Business

Happy returns

It’s just over a month until tax day — April 15 — typically one of the most dreaded days on the calendar for Americans.

But that red-letter day is of diminishing significance to an increasing percentage of Americans every year, even as Uncle Sam runs up record amounts of red ink. The implications of this divergence are extremely important to the future of the spending debate and to the health of our economy.

How so? Well, as the Tax Foundation pointed out this week in stark detail, the number of Americans who pay absolutely no federal income tax hit a record high of 51.6 million filers in 2008 and is rising by the day. That means over 36 percent of all those who filed tax returns had no income tax obligation to Washington, more than double the amount just 25 years ago.

The reasons for the increase in non-payers cuts across party lines. Although Americans have long embraced a progressive tax code that keeps the truly poor off the tax rolls, over the past two decades a grab-bag of targeted tax credits and incentives have eliminated the tax burden for millions of middle-class filers and their families.

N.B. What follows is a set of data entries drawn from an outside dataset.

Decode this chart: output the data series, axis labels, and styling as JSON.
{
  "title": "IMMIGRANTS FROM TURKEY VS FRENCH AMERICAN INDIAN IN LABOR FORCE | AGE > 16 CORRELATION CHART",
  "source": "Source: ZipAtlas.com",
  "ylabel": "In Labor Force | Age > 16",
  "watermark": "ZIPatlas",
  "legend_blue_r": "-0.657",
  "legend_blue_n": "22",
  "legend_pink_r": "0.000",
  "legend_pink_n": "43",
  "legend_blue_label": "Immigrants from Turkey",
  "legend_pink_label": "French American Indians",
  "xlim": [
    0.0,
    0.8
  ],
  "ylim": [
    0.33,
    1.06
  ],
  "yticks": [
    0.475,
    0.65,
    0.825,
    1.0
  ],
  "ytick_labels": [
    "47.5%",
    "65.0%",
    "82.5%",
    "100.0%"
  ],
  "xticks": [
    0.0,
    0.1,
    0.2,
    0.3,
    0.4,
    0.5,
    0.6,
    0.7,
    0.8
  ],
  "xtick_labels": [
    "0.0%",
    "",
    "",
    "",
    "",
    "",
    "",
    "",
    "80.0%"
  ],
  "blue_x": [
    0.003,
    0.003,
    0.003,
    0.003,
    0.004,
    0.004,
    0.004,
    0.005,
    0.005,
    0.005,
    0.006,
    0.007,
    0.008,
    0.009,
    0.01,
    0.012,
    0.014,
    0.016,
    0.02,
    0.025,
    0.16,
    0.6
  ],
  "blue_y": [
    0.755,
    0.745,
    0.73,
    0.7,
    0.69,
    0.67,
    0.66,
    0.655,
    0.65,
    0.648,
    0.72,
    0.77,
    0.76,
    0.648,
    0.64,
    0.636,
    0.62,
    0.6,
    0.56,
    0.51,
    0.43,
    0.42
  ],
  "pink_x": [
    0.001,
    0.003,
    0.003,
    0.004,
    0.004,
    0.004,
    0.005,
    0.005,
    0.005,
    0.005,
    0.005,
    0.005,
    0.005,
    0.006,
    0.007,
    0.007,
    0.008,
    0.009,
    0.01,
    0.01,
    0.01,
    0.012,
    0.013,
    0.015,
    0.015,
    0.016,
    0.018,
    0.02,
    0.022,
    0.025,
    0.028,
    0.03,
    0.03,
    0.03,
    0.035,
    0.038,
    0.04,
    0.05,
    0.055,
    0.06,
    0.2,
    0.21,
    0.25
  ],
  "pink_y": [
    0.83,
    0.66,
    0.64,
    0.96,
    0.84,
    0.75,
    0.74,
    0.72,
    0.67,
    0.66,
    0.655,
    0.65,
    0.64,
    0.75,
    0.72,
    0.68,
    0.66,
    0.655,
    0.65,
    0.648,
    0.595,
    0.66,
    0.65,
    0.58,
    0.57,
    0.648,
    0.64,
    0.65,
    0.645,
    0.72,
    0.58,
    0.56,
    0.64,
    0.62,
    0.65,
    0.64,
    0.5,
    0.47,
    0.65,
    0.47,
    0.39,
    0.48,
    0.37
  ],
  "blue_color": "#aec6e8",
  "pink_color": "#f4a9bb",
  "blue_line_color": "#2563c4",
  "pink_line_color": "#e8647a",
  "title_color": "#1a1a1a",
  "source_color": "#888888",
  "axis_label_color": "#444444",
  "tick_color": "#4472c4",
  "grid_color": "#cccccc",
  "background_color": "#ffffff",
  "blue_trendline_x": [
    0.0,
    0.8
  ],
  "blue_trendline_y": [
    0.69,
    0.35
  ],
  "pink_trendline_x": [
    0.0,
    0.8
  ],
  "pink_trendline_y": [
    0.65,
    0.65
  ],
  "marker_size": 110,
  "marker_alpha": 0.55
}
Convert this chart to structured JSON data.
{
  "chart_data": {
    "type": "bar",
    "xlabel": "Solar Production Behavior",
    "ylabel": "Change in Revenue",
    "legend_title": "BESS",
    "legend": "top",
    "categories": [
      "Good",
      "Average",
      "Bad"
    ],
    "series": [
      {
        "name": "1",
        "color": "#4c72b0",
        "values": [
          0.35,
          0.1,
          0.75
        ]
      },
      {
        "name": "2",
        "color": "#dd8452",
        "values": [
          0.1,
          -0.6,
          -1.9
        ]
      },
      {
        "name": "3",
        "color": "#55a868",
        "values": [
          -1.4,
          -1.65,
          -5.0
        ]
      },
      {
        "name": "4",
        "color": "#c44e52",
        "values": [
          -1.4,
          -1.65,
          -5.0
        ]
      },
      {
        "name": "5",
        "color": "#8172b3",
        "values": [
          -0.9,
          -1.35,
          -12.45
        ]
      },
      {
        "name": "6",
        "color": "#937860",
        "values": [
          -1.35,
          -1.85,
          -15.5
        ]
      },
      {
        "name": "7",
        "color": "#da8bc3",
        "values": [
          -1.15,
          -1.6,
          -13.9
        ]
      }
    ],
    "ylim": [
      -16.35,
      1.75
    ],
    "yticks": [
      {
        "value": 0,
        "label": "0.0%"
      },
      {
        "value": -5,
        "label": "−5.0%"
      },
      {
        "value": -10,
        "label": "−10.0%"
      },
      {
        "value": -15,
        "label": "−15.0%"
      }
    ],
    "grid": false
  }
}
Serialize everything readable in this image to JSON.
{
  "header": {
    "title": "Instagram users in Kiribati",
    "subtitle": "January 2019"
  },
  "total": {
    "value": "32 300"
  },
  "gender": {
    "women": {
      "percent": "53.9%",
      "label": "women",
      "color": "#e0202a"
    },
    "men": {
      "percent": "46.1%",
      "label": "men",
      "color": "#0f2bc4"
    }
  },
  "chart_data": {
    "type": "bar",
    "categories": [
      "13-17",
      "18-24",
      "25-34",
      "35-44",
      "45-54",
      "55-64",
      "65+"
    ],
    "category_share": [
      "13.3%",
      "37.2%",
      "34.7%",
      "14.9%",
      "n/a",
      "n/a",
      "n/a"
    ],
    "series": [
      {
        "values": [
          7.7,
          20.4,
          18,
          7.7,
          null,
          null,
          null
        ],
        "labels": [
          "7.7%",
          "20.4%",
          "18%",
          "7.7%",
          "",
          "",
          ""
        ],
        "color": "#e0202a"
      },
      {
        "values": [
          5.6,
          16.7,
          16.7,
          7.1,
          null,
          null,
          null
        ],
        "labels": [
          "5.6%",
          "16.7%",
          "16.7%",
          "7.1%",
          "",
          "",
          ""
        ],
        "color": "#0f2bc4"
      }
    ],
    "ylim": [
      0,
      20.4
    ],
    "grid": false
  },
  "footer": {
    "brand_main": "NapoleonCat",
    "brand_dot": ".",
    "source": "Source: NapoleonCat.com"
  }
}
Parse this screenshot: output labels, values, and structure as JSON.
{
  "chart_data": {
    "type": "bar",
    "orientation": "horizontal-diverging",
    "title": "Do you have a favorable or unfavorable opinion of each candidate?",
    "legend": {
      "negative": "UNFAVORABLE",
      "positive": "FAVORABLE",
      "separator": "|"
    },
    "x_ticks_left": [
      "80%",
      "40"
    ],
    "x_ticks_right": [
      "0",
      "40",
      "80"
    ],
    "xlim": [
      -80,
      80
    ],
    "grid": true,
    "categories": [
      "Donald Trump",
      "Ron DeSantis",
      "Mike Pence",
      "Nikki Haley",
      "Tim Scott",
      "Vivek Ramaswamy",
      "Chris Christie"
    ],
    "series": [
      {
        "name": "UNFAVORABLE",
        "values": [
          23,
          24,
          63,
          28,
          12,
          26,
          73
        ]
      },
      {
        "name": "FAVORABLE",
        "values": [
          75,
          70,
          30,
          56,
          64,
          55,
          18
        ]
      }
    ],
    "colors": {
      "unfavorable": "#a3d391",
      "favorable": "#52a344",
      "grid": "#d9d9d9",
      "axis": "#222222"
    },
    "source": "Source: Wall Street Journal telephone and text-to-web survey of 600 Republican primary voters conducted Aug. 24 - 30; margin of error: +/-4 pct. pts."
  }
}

Indeed, the percentage of non-payers accelerated during the presidency of George W. Bush — even as the president was roundly criticized for his tax cuts for “the rich,” the number of Americans who paid no federal income tax swelled by 22 million from 2000 to 2008, from about one-quarter of the working population to more than one-third.

The trend has likely continued to speed up in 2009 and 2010, as the Obama administration targets even more tax credits at low- and middle-income workers.

Indeed, many economists have credited the recent pop in retail sales to consumers spending their real or anticipated tax “refunds.” As the Tax Foundation notes, “more and more tax filers are seeing the IRS as a source of income, not something to which taxes are paid.”

Of course, in a perfect world of budget surpluses as far as the eye can see, a huge reduction of those on the tax rolls would be cause for celebration. But this is 2010, not 1998, and in February Uncle Sam managed to run up his biggest monthly deficit ever, $221 billion — even with only 19 business days in the month.

Already in fiscal 2010 the red ink is running at a rate 10 percent higher than that of a year ago. And while opinion polls show Americans are alarmed by the spending numbers, the tax trends show that because they aren’t paying income tax, more than 51 million workers have no connection to the true cost of the government’s largess.

Just as Michelin-starred French restaurants still don’t put prices on menus handed out to the “ladies” who presumably aren’t paying the tab, the current system distances 36 percent of the working population from the bill.

There are political implications to this trend as well — especially if, as many predict, more than half of all employed Americans no longer have to pay up to Uncle Sam.

As political consultant Dick Morris has warned, such a situation would “create a permanent electoral majority that does not pay taxes, but counts on ever-expanding welfare checks from the government.” Obviously, such a “permanent majority” has a huge vested interest in maintaining the status quo, that is, a situation where spending is exploding while the tax base is eroding.

The more fortunate among us deserve to pay a disproportionate share of the nation’s taxes, but American democracy for the last century has been predicated on most workers paying at least a little bit into the system.

That is changing — something to think about come April 15.

Not too taxing

April 15, tax day, is dreaded by fewer and fewer folks, according to a Tax Foundation study. They found a record number of American tax filers — 36.3% in 2008 — with zero tax liability is leaving Uncle Sam to go hat in hand to ask foreign countries to fund our debt.